Поздно ночью Ринтын постучал в окно доктору.
– Кто там? – раздался сонный голос.
– Это я, – ответил Ринтын, – уголь весь в сарае. Заплатите, пожалуйста, деньги.
– Приходите завтра, – сказал доктор.
– Я хочу немедленно получить деньги, – требовал Ринтын, – мне некогда ждать до утра.

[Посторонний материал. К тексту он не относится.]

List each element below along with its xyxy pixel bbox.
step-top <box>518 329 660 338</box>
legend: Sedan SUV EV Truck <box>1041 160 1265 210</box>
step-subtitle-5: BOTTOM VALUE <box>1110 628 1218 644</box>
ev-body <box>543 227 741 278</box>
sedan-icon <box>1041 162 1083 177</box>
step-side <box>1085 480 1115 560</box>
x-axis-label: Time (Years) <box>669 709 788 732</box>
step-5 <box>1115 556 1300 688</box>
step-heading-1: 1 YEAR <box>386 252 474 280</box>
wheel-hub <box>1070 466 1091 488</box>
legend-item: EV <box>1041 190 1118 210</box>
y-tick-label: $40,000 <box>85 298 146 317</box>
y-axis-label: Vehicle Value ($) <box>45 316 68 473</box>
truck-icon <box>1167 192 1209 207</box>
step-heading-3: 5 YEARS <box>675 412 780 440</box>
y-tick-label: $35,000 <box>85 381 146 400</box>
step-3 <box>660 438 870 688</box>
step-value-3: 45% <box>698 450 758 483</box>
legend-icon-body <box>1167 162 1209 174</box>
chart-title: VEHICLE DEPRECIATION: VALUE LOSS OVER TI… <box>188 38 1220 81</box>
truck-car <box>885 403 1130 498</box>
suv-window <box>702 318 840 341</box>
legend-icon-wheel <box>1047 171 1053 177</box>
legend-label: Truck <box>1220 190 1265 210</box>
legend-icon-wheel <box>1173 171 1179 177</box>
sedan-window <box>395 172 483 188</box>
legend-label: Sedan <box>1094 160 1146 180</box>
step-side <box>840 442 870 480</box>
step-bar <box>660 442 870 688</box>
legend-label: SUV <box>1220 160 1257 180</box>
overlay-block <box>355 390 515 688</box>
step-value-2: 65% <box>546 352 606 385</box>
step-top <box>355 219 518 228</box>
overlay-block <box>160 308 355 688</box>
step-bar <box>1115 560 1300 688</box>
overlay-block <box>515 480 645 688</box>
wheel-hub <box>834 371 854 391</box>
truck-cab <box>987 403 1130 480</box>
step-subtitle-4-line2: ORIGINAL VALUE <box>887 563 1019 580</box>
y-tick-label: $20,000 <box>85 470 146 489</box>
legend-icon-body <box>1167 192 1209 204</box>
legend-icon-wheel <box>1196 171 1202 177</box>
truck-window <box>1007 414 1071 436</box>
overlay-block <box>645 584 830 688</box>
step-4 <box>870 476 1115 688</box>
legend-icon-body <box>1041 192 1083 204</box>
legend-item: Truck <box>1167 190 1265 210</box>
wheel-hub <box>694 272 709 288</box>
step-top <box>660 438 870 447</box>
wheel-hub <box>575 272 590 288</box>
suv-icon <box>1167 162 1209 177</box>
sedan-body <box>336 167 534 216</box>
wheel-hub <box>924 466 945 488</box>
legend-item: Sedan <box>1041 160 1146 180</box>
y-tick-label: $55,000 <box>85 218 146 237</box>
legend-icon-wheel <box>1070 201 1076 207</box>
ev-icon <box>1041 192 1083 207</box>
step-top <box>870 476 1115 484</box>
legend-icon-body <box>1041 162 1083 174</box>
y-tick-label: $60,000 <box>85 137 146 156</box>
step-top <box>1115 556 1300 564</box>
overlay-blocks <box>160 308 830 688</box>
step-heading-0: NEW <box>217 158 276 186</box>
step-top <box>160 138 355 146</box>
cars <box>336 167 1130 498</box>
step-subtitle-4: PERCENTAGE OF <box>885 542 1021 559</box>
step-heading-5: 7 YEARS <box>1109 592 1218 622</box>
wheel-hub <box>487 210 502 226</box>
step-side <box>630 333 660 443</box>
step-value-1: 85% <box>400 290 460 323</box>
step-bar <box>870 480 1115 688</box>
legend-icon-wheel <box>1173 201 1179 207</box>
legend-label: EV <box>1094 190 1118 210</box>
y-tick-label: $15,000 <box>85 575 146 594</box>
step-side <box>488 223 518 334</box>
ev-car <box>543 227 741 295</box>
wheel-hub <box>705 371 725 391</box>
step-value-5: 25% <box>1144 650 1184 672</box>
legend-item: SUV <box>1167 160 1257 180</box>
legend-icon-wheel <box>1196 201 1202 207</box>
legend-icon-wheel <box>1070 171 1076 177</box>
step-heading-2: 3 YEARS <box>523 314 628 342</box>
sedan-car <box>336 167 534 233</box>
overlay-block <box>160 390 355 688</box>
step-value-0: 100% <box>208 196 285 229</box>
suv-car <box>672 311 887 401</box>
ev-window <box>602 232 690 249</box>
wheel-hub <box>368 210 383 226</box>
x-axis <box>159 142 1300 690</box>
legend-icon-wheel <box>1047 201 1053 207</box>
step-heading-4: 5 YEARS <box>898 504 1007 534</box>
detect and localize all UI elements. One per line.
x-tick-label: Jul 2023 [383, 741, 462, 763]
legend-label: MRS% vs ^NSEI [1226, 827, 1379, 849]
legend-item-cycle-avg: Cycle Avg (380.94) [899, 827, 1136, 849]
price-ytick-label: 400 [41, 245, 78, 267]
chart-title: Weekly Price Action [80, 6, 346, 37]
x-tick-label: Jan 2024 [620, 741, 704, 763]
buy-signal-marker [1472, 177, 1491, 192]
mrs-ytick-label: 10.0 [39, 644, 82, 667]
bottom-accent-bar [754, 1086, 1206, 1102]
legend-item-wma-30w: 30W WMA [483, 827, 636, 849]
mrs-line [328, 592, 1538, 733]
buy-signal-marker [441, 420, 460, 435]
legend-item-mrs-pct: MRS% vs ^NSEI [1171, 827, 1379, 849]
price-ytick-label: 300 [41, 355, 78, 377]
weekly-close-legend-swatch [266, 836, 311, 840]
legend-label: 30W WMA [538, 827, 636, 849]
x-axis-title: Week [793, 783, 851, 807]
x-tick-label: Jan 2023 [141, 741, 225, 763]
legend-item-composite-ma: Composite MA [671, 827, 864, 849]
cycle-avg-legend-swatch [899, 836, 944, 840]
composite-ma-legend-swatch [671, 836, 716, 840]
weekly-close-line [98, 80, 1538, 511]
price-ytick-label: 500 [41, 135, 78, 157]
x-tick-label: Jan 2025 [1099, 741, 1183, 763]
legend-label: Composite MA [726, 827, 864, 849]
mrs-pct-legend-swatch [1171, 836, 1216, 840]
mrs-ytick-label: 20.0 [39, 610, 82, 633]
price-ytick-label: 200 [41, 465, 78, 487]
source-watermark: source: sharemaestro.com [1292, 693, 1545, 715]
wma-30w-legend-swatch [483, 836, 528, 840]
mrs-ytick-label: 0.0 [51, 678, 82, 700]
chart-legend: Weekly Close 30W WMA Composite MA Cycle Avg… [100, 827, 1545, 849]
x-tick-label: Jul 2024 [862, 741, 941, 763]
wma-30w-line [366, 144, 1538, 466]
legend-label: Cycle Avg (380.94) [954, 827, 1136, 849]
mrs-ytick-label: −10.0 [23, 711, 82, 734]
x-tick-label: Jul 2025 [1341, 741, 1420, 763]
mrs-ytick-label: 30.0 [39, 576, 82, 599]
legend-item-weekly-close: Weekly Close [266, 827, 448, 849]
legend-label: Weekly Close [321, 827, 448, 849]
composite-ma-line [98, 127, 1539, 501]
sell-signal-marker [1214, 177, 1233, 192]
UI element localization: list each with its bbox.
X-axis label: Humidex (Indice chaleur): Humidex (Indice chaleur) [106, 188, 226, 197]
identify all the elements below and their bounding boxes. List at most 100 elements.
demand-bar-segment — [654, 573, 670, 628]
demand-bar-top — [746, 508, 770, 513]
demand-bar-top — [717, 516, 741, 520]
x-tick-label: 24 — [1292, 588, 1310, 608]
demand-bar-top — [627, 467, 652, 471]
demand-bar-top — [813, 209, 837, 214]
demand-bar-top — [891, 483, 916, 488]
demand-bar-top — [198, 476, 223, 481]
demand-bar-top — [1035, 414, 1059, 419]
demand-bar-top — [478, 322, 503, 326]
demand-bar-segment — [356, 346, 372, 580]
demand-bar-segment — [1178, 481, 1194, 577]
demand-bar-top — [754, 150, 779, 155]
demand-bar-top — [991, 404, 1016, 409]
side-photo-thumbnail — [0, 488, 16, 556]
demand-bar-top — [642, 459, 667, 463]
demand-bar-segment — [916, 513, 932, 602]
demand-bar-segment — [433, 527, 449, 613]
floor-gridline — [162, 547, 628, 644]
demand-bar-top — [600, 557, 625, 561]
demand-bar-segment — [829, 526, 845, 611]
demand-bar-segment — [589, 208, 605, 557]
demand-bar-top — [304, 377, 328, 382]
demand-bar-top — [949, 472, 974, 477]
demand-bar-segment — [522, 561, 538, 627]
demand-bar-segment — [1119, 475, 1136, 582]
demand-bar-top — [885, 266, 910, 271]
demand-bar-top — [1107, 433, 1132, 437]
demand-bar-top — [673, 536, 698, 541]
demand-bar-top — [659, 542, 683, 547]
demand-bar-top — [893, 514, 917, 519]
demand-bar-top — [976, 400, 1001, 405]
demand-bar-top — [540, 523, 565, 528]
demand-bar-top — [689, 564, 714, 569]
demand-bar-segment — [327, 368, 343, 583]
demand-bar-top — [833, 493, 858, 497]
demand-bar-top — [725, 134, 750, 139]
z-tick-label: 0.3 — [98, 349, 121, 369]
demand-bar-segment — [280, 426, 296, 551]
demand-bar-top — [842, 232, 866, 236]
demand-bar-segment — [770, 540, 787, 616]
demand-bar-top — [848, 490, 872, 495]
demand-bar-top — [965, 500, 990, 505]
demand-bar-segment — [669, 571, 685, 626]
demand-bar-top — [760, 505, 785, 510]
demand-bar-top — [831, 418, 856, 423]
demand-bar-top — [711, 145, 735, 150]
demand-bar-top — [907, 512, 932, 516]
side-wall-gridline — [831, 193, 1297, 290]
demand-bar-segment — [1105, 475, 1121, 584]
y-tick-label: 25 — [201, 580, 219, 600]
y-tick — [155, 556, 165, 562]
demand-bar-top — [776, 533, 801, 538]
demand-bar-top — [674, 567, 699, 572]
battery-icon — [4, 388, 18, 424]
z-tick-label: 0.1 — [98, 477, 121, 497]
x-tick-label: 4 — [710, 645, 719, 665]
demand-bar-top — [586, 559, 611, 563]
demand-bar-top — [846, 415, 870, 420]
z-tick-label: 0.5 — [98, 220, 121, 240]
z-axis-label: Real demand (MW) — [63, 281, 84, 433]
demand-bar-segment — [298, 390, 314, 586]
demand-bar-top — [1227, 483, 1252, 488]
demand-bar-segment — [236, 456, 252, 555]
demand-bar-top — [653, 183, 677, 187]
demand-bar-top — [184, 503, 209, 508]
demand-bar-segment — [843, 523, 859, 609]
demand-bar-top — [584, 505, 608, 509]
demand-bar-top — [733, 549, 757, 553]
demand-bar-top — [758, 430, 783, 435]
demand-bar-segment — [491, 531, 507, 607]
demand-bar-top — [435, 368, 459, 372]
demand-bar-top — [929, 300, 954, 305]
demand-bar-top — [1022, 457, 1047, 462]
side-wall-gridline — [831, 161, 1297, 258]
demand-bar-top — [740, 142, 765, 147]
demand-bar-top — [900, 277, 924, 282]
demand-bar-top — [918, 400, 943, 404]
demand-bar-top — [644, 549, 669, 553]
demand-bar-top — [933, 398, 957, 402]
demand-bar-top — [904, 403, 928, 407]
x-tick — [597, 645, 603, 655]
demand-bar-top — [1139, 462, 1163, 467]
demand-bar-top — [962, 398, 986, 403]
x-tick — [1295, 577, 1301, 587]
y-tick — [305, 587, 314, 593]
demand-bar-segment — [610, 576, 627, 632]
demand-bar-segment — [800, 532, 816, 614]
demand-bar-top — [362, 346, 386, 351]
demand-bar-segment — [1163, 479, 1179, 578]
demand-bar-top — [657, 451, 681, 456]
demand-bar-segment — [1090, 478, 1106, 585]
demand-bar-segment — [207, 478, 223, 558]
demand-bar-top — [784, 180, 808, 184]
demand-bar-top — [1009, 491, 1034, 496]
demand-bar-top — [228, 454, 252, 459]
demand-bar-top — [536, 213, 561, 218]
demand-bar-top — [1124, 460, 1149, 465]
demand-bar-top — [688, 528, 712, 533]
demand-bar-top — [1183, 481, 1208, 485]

– Вы с ума сошли! Кто платит деньги среди ночи.
– Я не сошел с ума. Мне срочно нужны деньги на билет. – Ринтын постучал пальцем в окно.
– О черт! – выругался доктор и зажег свет.
Ринтын нащупал в коридоре дверь и вошел в ярко освещенную комнату. Доктор, в накинутом на белье белом халате, рылся в ящике стола. Подняв голову, он вдруг сделал напуганное лицо и крикнул:
– Стойте там, около двери!
Ринтын положил в карман деньги и, весело насвистывая, пошел домой. Он тихонько открыл дверь и на цыпочках вошел в комнату. Заскрипела кровать.
– Это ты, Ринтын? – спросил Теркинто.
– Я, – шепотом ответил Ринтын.
Теркинто встал с кровати и зажег свет.
– Ты что улыбаешься? Посмотри лучше на себя в зеркало, на кого ты похож! Настоящий Кикиру.
Теркинто взял за локоть Ринтына и подвел к большому зеркалу, купленному для обозрения милицейской формы. Оттуда на Ринтына глядело грязное, все в угольной пыли, но веселое лицо. Матерчатая одежда, приобретенная на деньги улакского колхоза, превратилась в грязные отрепья.
– Где ты пропадал? – сердито спросил Теркинто. – Я весь вечер искал тебя. Ты что, пьяный валялся в угольной куче?
Вместо ответа Ринтын выложил на стол пачку денег.
– Вот. Здесь даже больше, чем на билет.
– Дурак, – выругался Теркинто и полез под подушку.
Он протянул под нос Ринтыну бумажку с бледно-голубым флажком.
– Вот билет.
…"Чукотка" медленно выходила из Кытрынского залива. Из-за холма виднелась вышка метеостанции. Ринтын, облаченный в старую, но чистую гимнастерку Теркинто, в широкие его галифе, стоял на палубе и смотрел на берег.